After confirming that the motor starter was set correctly according to the motor's maximum rated amperage and that the overload relay was correctly wired to interrupt the signal from the control system, the technician, Al Drinnon of RbSA Industrial, had to switch gears. What started as troubleshooting an electrical problem now looked like a problem with the hydraulics.

Tube benders regularly use hydraulic systems because hydraulics can economically deliver the large forces required to deform a tube into a shape. However, hydraulic systems create different challenges for maintenance, troubleshooting, and repair.

The hydraulic system on the malfunctioning machine was powered by a pressure-compensated pump, which is very common for tube bender applications. The pressure compensator automatically reduces or stops the flow of hydraulic fluid if pressure rises above a preset maximum (often called the firing pressure). The compensator prevents the pump from getting overloaded. Most hydraulic industrial equipment is designed to work between 2,000 and 3,000 PSI. When most pumps fail, pressure drops as fluid leaks out. But when pressure-compensated pumps fail, they build up too much pressure and fail high. A relief valve on the hydraulic system will prevent the pressure from building up too much by returning liquid to the tank when there's too much in the system.

The hydraulics systems on most tubing benders are designed to operate at 2,000 PSI or less, and the relief valve is usually set 300 to 500 PSI above that. Drinnon noted when the machine was turned on with the pumps running but idle, there was less than 100 PSI displayed on the pressure gauges, but when a device was moved, pressure would rise to 2,500 PSI.

There is a valve that routes the pressure line flow back to the hydraulic tank to prevent pressure buildup at idle. When a device is moved, that valve blocks flow to the tank, allowing pressure to build for machine operation. This is called system pressure. Drinnon was seeing normal operation at low pressure. In system pressure, the compensator was building too much pressure, which was overloading the electric motor turning the hydraulic pump.

As it turns out, the compensator was leaking at the pump. Over time, system pressure would decrease, reducing the machine's ability to create hydraulic force. So, maintenance personnel would adjust the compensator to bring system pressure back up to the normal operating range. Eventually, the leak at the compensator was bad enough that it was removed and inspected. Finding that O-rings had failed, maintenance personnel replaced them and reinstalled the compensator.

"After repair of a pump or compensator, prior to restarting the machine, the system should be adjusted so pressure will be at or near its lowest setting," said Gary Moore, operations manager at Air & Hydraulic Equipment. "This is done by turning the adjustment screw on the compensator counterclockwise until it is adjusted nearly fully out. Do not remove it. The pump can then be started and set to build system pressure. The compensator's adjustment screw should then be turned clockwise until the system is at the desired operating pressure."

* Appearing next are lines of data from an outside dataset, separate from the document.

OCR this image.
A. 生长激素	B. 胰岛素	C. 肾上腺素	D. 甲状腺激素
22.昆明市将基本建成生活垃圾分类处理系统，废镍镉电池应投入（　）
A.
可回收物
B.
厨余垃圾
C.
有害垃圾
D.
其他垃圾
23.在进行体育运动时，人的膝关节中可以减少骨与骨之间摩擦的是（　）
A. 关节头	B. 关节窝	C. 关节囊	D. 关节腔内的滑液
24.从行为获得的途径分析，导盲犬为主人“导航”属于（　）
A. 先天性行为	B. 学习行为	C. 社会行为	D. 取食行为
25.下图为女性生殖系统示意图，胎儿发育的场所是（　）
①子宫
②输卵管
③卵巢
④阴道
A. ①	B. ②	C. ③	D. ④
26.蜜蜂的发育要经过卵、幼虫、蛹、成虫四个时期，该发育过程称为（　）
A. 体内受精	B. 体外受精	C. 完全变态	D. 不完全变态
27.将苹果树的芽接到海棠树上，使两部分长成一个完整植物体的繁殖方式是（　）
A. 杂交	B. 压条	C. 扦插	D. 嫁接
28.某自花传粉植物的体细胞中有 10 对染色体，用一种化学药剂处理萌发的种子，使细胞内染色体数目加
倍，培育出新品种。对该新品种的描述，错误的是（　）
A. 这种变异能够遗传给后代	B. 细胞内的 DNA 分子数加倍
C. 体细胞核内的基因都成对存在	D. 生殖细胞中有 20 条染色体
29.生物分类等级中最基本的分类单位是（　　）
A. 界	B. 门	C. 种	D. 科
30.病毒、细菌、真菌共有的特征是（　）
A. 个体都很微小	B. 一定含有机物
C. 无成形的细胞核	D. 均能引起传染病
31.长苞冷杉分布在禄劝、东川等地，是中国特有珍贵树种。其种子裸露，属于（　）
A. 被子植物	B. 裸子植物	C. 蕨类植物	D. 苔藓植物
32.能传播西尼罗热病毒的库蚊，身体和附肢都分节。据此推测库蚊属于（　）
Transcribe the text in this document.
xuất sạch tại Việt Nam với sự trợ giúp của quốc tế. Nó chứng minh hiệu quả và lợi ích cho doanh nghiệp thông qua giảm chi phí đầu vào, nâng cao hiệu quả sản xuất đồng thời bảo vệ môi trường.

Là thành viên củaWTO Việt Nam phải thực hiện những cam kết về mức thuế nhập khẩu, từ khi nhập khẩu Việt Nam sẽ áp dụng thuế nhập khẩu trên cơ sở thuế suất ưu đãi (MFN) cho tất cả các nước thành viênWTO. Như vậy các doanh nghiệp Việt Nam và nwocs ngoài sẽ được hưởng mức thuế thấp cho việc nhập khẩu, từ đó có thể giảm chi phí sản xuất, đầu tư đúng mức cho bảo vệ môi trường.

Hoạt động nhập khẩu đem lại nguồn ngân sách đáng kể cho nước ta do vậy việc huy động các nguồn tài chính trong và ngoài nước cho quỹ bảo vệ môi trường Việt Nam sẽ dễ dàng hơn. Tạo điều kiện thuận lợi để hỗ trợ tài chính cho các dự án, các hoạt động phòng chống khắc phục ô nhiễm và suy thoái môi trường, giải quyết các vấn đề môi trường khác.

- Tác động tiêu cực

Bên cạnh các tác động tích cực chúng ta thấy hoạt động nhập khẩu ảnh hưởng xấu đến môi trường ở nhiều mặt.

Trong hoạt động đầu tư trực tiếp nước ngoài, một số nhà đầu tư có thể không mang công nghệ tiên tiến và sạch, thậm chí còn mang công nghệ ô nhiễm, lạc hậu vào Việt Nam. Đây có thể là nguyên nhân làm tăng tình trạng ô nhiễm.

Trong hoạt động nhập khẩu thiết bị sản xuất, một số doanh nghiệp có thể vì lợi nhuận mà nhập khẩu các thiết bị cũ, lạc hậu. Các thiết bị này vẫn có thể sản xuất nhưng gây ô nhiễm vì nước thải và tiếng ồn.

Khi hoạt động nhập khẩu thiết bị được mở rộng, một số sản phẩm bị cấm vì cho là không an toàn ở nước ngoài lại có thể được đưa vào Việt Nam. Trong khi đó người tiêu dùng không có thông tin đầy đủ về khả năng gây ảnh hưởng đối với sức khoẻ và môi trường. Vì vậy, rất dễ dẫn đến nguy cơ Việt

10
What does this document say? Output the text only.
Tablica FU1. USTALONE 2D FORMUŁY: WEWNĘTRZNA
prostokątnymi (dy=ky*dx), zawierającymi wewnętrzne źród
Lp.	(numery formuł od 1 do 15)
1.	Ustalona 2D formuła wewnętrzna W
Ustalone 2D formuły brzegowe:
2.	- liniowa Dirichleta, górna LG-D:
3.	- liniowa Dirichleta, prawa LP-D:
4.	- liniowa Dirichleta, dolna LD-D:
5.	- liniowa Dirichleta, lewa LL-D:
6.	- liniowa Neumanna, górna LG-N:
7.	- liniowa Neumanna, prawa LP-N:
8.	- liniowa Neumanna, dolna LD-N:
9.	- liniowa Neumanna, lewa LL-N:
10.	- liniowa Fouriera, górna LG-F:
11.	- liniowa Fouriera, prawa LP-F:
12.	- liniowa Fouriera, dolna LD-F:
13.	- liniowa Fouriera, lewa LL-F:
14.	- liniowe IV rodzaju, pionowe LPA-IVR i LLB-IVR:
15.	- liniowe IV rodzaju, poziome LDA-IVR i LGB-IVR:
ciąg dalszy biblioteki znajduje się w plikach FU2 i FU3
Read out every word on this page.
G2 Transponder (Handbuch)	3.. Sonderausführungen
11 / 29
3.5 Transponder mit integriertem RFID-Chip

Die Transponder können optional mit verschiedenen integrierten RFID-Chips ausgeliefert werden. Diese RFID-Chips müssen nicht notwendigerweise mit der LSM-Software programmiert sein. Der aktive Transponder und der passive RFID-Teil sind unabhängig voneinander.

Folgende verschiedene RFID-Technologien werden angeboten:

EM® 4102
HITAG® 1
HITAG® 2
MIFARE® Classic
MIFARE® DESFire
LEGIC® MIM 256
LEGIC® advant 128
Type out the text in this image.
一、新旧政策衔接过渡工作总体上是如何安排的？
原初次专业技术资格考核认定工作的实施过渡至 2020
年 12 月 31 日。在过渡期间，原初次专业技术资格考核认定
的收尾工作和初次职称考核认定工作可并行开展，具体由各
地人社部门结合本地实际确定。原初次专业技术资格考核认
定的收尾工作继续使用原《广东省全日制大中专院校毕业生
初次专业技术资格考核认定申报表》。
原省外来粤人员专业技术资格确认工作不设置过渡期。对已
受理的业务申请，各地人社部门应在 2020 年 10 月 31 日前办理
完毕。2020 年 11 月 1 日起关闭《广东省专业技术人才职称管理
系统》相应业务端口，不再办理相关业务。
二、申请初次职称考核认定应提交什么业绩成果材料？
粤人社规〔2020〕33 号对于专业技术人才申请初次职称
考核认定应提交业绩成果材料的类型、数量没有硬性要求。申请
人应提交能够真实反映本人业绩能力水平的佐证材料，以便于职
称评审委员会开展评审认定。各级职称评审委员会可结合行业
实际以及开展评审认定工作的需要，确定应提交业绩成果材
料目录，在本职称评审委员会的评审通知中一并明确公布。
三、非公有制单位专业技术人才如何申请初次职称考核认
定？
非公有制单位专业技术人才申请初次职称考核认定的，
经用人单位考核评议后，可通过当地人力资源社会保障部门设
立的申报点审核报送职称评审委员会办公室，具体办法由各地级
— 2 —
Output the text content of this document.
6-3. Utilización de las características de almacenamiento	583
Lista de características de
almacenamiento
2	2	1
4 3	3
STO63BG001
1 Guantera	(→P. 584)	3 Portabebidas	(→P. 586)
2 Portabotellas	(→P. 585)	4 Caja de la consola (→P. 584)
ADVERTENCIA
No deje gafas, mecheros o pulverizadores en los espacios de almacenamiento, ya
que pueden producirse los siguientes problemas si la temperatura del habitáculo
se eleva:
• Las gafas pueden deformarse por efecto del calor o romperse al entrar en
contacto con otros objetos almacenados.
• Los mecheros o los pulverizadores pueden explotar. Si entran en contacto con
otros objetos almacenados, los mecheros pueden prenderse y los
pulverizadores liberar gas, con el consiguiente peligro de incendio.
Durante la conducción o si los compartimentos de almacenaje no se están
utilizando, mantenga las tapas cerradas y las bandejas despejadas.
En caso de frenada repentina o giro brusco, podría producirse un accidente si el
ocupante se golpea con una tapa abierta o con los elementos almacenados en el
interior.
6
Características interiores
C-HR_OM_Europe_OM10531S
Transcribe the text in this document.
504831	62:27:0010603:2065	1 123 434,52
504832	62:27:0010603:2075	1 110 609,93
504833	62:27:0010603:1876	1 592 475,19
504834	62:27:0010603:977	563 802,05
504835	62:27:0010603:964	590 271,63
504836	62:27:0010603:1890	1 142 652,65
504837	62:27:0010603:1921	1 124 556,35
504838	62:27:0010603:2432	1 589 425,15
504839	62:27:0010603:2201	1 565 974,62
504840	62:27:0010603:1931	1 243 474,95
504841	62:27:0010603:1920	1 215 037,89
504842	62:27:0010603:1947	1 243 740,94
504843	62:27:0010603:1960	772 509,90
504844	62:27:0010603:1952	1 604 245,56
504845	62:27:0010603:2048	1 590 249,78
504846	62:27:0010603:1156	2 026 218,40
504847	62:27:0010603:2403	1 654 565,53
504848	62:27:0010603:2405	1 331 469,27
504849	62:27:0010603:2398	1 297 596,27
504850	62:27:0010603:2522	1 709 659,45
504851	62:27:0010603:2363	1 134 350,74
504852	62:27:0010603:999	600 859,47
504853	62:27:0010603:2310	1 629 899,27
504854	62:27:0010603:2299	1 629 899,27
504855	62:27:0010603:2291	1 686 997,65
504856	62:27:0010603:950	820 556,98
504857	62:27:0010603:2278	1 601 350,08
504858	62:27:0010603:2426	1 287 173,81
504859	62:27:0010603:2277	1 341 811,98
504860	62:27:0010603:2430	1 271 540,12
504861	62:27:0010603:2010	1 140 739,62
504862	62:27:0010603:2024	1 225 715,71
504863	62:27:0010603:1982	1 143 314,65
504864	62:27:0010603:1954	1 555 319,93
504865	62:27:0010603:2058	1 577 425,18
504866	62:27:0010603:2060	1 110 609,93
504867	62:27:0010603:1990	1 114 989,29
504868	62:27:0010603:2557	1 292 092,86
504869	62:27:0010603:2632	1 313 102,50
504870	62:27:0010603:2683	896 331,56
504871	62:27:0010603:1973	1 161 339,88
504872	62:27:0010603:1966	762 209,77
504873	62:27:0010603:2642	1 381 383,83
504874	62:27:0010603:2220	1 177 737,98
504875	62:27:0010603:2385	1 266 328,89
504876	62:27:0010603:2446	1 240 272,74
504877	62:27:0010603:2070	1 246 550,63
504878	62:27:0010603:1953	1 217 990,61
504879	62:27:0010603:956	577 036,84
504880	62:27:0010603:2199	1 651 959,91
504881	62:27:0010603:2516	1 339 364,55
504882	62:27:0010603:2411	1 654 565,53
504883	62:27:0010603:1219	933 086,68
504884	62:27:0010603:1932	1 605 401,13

After the leaks at the compensator were repaired, the system had built so much pressure that it was being reduced through the relief valve at 2,500 PSI. Drinnon also adjusted the relief pressure down to the machine's specification of 2,300 PSI.

"To adjust the relief pressure, I turned the relief valve's adjustment screw fully in to its highest pressure," Drinnon said. "Then, using the compensator, I set system pressure slightly higher than the designed relief pressure; because the relief was to be set at 2,300 PSI, I set the compensator at 2,400 PSI.

"Then, using the adjustment screw on the relief valve, I reduced pressure until it was at 2,300 PSI. Last, I set the correct system pressure of 2,000 PSI using the compensator. Now if the compensator fails, the relief valve will prevent pressure from exceeding 2,300 PSI."

Finally, the wires with the melted insulation were clipped back and new connectors were installed. Now the machine is back in service.